問題設定──「マクロを語らない経済学者」への違和感
近年、社会的関心やメディア露出の高い経済学者の中で、「マクロ経済学」を正面から語る者が著しく減っている。とりわけ、MIT・イェールを経て日本でも人気の成田悠輔において、その傾向は顕著である。
成田は「制度」「アルゴリズム」「評価」などの言葉を巧みに操り、社会制度や政策を語るが、失業率、物価、成長率、財政収支といったマクロ変数の構造的議論はほとんど登場しない。この非対称性は、単なる専門外というよりも、思考の前提構造が根本的に異なることを示している。
成田悠輔の方法──制度内の意思決定と実験的空間
成田の経済学的アプローチは一貫して**「制度設計」「意思決定」「因果推論」**にある。
市場設計(school choice, centralized assignment)
オフポリシー評価(bandit algorithms, recommendation)
アルゴリズム介入の実証分析(CARES Act)
これらの研究は、基本的に**“制度単位での最適化”**を対象とする。分析単位は人・グループ・制度であり、国民経済や全体構造への影響は基本的に射程外に置かれる。
つまり、成田の経済学とは「制度を使ってどれだけ効率よく人を動かせるか」という意味で、政策工学的・制度的ミクロ経済学の極地である。
なぜマクロを避けるのか──構造的理由
(1)思考フレームの非整合
マクロ経済学は、一般均衡や統計的フィードバックを前提にしたモデル体系であり、“全体がどう動くか”を扱う学問である。一方、成田のフレームは、「制度を持ち込んで動かし、その結果を観察する」という設計者・観察者モデルであり、社会全体を引き受けるような構造思考は含まれていない。
(2)責任の回避とトリックスター性
成田の語りは、しばしば現実から斜に構えた視点=トリックスター的である。マクロ経済学のような「全体に責任を持つ理論」は、彼の軽やかな知性とは対立する。
(3)知的環境の変化
現代の経済学では、「因果推論」「ナッジ」「実証+AI」などのミクロ的・操作的研究が高く評価される。マクロのような“全体を語る学問”は、政策世界では生きていても、アカデミアではやや影が薄くなっている。成田はこの「時代の空気」を最もよく体現している存在でもある。
マクロを語る知識人との対比──誰が「世界の重さ」を担っているか
かつての経済学者、たとえば小泉信三、加藤寛、宇沢弘文、あるいはマルクス経済学系の思想家たちは、社会の「全体構造」や「制度の倫理性」「資源配分の正当性」を語ることを使命としていた。
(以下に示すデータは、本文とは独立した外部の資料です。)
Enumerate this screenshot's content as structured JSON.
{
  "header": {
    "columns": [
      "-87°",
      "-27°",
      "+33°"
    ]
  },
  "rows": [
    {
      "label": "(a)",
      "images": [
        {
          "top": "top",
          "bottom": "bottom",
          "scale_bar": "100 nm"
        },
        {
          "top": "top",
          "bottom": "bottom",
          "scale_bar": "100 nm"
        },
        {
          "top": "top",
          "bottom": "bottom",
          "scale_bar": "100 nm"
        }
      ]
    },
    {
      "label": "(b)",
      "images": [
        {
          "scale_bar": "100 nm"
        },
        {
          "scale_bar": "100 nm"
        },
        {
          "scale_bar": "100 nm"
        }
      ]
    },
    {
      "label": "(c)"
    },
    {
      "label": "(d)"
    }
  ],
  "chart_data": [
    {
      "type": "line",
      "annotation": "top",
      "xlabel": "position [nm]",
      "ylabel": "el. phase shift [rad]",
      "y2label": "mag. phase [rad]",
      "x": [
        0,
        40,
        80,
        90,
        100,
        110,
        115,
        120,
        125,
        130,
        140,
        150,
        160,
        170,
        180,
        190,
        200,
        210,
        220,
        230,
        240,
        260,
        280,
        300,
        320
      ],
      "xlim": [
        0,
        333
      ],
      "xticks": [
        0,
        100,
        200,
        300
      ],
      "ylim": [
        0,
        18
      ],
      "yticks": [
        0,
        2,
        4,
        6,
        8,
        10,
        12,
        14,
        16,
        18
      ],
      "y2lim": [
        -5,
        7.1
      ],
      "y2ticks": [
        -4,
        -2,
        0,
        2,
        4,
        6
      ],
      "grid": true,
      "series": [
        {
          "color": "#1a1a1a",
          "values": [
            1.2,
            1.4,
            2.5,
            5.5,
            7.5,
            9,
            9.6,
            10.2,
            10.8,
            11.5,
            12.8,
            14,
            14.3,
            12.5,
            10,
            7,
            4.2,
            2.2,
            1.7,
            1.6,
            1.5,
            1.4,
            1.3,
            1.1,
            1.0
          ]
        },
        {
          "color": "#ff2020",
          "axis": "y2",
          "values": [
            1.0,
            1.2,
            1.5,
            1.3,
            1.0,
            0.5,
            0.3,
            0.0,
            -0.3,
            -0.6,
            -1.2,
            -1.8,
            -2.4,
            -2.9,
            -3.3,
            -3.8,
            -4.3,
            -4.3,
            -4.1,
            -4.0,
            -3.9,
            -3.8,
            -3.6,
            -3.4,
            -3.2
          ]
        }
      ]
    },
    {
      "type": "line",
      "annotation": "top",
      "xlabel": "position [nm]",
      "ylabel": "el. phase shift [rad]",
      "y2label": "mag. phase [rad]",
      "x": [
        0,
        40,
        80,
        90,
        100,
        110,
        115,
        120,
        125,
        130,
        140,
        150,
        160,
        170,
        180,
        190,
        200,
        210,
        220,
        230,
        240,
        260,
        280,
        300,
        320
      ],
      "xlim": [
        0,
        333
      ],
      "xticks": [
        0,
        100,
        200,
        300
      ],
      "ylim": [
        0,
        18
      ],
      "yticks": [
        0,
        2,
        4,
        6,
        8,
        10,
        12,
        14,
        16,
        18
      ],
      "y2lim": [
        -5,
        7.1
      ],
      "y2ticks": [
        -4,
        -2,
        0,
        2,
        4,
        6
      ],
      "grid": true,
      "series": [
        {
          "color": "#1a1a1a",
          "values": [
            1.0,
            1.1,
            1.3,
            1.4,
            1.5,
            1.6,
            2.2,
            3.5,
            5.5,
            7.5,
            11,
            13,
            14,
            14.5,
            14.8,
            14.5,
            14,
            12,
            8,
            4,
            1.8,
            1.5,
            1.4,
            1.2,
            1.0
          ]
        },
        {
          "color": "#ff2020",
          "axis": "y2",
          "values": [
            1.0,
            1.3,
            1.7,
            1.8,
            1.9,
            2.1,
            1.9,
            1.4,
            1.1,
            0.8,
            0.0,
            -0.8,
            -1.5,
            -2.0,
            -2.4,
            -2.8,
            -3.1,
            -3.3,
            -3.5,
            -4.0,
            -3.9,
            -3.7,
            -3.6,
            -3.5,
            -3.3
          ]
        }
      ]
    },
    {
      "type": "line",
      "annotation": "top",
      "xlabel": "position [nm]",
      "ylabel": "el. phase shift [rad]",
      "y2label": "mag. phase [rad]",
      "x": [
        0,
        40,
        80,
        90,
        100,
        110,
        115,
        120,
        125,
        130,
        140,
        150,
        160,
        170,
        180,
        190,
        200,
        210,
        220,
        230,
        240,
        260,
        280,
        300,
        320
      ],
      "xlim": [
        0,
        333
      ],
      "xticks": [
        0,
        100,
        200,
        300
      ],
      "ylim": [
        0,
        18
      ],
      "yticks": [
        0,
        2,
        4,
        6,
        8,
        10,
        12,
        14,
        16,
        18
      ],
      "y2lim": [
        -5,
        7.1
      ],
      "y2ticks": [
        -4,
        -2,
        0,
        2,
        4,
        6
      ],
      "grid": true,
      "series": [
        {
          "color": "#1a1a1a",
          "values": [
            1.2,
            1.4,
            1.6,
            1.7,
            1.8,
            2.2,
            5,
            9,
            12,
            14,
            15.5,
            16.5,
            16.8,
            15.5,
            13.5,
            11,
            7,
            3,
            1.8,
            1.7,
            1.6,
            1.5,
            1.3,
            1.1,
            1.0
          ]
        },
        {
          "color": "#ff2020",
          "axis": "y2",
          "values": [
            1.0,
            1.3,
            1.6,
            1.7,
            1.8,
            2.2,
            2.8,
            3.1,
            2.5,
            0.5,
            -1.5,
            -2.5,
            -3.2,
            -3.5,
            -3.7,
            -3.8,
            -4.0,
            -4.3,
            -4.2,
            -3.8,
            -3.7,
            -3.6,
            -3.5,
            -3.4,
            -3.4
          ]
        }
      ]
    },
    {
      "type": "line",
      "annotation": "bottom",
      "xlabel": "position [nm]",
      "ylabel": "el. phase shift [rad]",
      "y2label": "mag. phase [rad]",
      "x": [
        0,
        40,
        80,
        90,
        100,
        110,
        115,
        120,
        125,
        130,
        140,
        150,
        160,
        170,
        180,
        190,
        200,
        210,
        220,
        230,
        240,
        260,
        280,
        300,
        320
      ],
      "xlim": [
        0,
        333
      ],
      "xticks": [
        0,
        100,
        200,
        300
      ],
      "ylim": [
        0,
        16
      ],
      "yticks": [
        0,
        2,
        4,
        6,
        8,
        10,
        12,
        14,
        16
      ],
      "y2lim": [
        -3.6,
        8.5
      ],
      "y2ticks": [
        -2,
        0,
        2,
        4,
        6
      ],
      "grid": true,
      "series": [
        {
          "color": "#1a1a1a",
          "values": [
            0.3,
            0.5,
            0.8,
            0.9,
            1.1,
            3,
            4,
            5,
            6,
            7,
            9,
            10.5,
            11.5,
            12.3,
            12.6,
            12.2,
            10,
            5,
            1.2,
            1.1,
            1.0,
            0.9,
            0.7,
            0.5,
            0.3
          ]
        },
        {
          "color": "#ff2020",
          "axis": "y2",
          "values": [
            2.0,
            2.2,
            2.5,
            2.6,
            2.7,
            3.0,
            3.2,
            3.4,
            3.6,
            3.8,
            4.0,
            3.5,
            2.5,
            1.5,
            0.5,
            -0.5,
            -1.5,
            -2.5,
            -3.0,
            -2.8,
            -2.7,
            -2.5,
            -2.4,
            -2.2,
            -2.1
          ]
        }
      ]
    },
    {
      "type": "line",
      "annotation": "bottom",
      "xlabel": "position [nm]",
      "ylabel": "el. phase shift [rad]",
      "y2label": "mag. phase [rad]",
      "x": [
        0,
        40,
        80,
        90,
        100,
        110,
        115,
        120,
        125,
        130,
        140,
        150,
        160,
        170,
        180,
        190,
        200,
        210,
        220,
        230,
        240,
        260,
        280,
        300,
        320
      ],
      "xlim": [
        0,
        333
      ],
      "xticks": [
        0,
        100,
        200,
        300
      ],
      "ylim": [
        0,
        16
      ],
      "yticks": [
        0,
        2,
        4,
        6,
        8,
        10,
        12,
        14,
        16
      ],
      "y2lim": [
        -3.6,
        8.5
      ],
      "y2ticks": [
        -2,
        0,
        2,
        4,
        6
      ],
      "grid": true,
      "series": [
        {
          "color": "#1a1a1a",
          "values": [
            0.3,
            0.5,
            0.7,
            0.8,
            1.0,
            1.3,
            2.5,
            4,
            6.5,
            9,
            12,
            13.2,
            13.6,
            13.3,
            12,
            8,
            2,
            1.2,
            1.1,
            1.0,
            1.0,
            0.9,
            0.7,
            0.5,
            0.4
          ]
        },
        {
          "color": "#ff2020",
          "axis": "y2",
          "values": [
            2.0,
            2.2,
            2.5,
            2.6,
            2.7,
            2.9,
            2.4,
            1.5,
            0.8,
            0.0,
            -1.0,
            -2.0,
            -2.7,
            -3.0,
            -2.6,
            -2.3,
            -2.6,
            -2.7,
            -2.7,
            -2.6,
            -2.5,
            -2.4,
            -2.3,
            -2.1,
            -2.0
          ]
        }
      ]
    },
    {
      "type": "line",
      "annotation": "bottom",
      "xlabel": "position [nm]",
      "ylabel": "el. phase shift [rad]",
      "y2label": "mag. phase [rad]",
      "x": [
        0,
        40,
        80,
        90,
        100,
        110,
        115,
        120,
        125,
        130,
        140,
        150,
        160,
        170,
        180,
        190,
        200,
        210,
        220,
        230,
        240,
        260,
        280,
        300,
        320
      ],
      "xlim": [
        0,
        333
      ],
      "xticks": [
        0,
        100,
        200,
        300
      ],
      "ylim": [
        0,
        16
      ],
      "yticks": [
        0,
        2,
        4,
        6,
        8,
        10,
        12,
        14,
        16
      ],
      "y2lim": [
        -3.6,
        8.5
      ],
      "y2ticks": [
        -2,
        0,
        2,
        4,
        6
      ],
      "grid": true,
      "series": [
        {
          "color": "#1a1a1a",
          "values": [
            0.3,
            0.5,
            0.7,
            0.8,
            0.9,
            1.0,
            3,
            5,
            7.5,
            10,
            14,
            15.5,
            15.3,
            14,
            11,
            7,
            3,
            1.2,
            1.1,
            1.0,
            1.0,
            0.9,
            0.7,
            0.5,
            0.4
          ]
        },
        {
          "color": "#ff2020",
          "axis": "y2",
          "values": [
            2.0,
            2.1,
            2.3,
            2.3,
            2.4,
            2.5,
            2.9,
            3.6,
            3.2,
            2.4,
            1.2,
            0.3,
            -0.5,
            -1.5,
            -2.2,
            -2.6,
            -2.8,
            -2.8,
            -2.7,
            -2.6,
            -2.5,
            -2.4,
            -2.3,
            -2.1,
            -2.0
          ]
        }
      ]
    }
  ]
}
彼らは、世界の重さ=制度や統治の倫理的責任を担っていた。
成田のような新世代は、そこから大きく身を引き、制度を道具として遊ぶ側に立った。それは現代の合理性の一つの表現であり、機能的ではあるが、倫理や歴史といった“大きな物語”には耐えられない。
結語──マクロがないということ、それは「責任のない設計者」であること
成田悠輔にはマクロがない。それは、社会を動態として捉えることを放棄し、制度と個人のあいだの操作可能な領域だけに知性を注いでいるということを意味する。
その姿勢は現代的であると同時に、共同体・倫理・歴史を語る力を自ら捨てている。このとき、「語らない自由」は、「背負わない自由」と裏表である。それゆえに、成田の語りは軽やかで刺激的である一方、世界の“手触り”をどこか欠いている。